Fifteen years after Mr Erdogan first took over as prime minister, he is on the cusp of a win under a new constitutional framework that would make him more powerful than ever.

Turkey’s President Recep Tayyip Erdogan (Burhan Ozbilici/AP)
Turkey’s President Recep Tayyip Erdogan (Burhan Ozbilici/AP)

Thanks to a controversial referendum he pushed through last year, Mr Erdogan would become the country's first executive president, with sweeping authorities to pass laws by decree and exert control over the judiciary.

To critics, Mr Erdogan's power is growing at a time when he is angrier and more erratic than ever. He refuses to accept even mild criticism of his rule, is cut off from Turkey's economic reality, and blames unseen enemies for his country's problems.

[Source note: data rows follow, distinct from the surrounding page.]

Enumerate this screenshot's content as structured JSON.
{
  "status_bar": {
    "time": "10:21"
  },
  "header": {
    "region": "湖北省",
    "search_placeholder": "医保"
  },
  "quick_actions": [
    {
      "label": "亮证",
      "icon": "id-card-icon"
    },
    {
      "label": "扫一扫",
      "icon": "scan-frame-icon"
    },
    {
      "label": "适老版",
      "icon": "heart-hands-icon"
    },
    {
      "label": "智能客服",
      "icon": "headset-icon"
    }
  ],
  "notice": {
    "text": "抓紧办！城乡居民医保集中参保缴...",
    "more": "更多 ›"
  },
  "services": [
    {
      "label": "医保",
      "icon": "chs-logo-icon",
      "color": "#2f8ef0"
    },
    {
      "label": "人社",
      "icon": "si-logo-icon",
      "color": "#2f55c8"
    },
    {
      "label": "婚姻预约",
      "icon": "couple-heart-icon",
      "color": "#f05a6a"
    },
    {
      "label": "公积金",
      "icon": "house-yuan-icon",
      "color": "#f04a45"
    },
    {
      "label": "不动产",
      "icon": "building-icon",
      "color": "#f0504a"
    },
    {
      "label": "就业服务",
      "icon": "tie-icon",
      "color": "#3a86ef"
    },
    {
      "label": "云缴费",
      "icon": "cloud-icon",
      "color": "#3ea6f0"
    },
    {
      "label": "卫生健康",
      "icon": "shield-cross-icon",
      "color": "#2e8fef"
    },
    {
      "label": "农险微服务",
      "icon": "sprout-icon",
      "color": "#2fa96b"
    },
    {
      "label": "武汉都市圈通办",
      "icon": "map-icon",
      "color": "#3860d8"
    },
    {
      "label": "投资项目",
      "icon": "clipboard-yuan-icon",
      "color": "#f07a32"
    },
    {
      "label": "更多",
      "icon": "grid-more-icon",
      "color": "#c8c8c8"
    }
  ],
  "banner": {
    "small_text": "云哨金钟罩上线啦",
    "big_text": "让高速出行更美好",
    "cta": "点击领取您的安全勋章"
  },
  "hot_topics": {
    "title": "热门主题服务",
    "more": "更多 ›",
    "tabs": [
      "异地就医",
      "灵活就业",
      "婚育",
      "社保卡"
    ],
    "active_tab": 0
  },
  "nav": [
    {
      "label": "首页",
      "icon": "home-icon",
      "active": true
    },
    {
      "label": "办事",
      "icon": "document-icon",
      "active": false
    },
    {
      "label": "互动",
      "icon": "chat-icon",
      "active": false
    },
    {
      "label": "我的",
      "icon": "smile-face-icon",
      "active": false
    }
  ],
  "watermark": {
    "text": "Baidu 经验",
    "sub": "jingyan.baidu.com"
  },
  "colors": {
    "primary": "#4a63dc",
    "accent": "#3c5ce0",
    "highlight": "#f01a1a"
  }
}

His unpredictable anger has been most sharply on display in his recent struggle against rising inflation. Mr Erdogan has lashed out against a shadowy international "interest rate lobby", which he says is determined to strangle Turkey's economic growth. He has even hinted he might seize control of the country's central bank.

The comments have alarmed foreign investors.

Mr Erdogan has long believed that he is struggling against entrenched foreign and domestic interests. That belief went into overdrive after the failed 2016 coup against him. But Turkey remains a member of Nato and a key strategic player in the Middle East, meaning Western governments have no choice but to work with him.